Intisari-Online.com- Mulai 28 November 2016, revisi Undang-Undang Nomor 11 Tahun 2008 tentang Informasi dan Transaksi Elektronik (ITE) diberlakukan. Apa saja yang diubah dalam revisi UU ITE? Berikut penjelasannya.
Pertama, sesuai Pasal 5 ayat (1) dan ayat (2), mengenai keberadaan informasi dan/atau dokumen elektronik adalah alat bukti hukum yang sah.
Kedua, penurunan tindak pidana dan denda pada Pasal 27 ayat (3) tentang konten yang memuat dan/atau penghinaan nama baik dan Pasal 29 tentang ancaman kekerasan atau menakut-nakuti menjadi 4 tahun penjara dan dengan Rp750 juta.
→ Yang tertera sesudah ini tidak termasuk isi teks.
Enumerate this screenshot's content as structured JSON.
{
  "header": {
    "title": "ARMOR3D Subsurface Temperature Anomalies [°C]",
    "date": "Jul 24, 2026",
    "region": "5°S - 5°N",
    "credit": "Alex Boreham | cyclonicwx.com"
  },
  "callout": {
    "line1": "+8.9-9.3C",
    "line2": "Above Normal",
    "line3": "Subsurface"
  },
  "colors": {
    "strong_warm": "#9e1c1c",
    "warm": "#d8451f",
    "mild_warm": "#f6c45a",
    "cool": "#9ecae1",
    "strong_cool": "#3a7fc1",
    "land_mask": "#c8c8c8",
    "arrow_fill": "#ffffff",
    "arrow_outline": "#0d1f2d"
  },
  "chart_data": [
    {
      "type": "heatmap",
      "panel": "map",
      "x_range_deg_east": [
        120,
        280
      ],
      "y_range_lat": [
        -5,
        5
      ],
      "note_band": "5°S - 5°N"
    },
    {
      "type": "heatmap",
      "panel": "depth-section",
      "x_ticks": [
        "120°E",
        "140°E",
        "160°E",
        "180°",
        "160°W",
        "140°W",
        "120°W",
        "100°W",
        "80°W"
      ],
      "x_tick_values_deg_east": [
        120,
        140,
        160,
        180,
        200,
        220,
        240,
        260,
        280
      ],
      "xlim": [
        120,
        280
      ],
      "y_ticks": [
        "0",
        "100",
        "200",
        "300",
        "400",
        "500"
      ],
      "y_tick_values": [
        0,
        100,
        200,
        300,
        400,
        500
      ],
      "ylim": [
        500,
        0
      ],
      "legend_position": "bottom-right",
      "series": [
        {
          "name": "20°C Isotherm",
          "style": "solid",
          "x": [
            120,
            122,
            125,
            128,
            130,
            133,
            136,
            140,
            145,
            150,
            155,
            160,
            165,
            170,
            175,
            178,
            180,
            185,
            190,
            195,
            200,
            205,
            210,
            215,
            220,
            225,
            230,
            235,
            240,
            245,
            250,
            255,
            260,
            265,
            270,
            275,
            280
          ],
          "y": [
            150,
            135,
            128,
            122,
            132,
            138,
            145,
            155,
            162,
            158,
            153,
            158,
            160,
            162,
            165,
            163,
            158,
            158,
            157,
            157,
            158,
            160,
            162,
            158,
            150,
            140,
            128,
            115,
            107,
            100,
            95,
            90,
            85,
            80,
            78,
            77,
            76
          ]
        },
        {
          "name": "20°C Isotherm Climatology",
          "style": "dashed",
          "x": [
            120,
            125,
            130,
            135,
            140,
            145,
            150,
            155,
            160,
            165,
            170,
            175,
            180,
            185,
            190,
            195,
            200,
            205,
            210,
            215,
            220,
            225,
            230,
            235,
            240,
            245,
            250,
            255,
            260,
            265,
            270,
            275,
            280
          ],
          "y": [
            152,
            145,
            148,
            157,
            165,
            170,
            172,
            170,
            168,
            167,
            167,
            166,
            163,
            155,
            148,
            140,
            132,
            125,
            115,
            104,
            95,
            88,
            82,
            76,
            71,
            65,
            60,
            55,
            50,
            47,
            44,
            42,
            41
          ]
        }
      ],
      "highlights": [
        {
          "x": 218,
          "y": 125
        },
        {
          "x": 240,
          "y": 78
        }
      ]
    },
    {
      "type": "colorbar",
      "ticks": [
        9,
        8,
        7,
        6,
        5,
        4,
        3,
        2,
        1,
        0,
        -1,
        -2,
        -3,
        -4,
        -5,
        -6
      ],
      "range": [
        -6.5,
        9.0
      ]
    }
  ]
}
Ketiga, untuk menghindari multitafsir (salaf tafsir) terhadap Pasal 27 ayat (3), dilakukan 3 (tiga) perubahan ditambahkan penjelasan atas istilah "mendistribusikan, mentransmisikan dan/atau membuat dapat diaksesnya Informasi Elektronik", menegaskan bahwa ketentuan tersebut adalah delik aduan bukan delik umum, dan menegaskan bahwa unsur pidana pada ketentuan tersebut mengacu pada ketentuan pencemaran nama baik dan fitnah yang diatur dalam KUHP.
Keempat, tentang penyidikan di Pasal 43 ayat (5) dan ayat (6), ketentuan hukum acara sesuai KUHAP adalah penggeledahan dan/atau penyitaan yang semula harus mendapatkan izin Ketua Pengadilan Negeri setempat dan penangkapan penahanan yang semula harus meminta penetapan Ketua Pengadilan Negeri setempat dalam waktu 1x24 jam.
Kelima, untuk memperkuat peran Penyidik Pegawai Negeri Sipil (PPNS) dalam Pasal 43 ayat (5) ditambahkan antara lain kewenangan membatasi atau memutuskan akses terkait dengan tindak pidana teknologi informasi dan kewenangan meminta informasi dari Penyelenggara Sistem Elektronik terkait tindak pidana teknologi informasi.
Keenam, menambahkan ketentuan mengenai “hak yang dilupakan” pada ketentuan Pasal 26 bahwa setiap Penyelenggara Sistem Elektronik wajib menghapus Informasi Elektronik yang tidak relevan yang berada di bawah kendalinya atas permintaan orang yang bersangkutan berdasarkan penetapan pengadilan dan wajib menyediakan mekanisme penghapusan Informasi Elektronik yang sudah tidak relevan.
Ketujuh, untuk memperkuat peran Pemerintah dalam memberikan perlindungan dari segala jenis gangguan akibat penyalahgunaan ITE, pada Pasal 40 disisispkan kewenangan tambahan adalah Pemerintah wajib melakukan pencegahan penyebarluasan Informasi Elektronik yang memiliki muatan yang dilarang dan berwenang melakukan pemutusan akses dan/atau memerintahkan kepada Penyelenggara Sistem Elektronik untuk melakukan pemutusan akses terhadap Informasi Elektronik yang memiliki muatan yang melanggar hukum.
Semua sarana eletronik yang bisa dijadikan obyek UU ITE adalah SMS, media sosial, e-mail, dan mailing-list.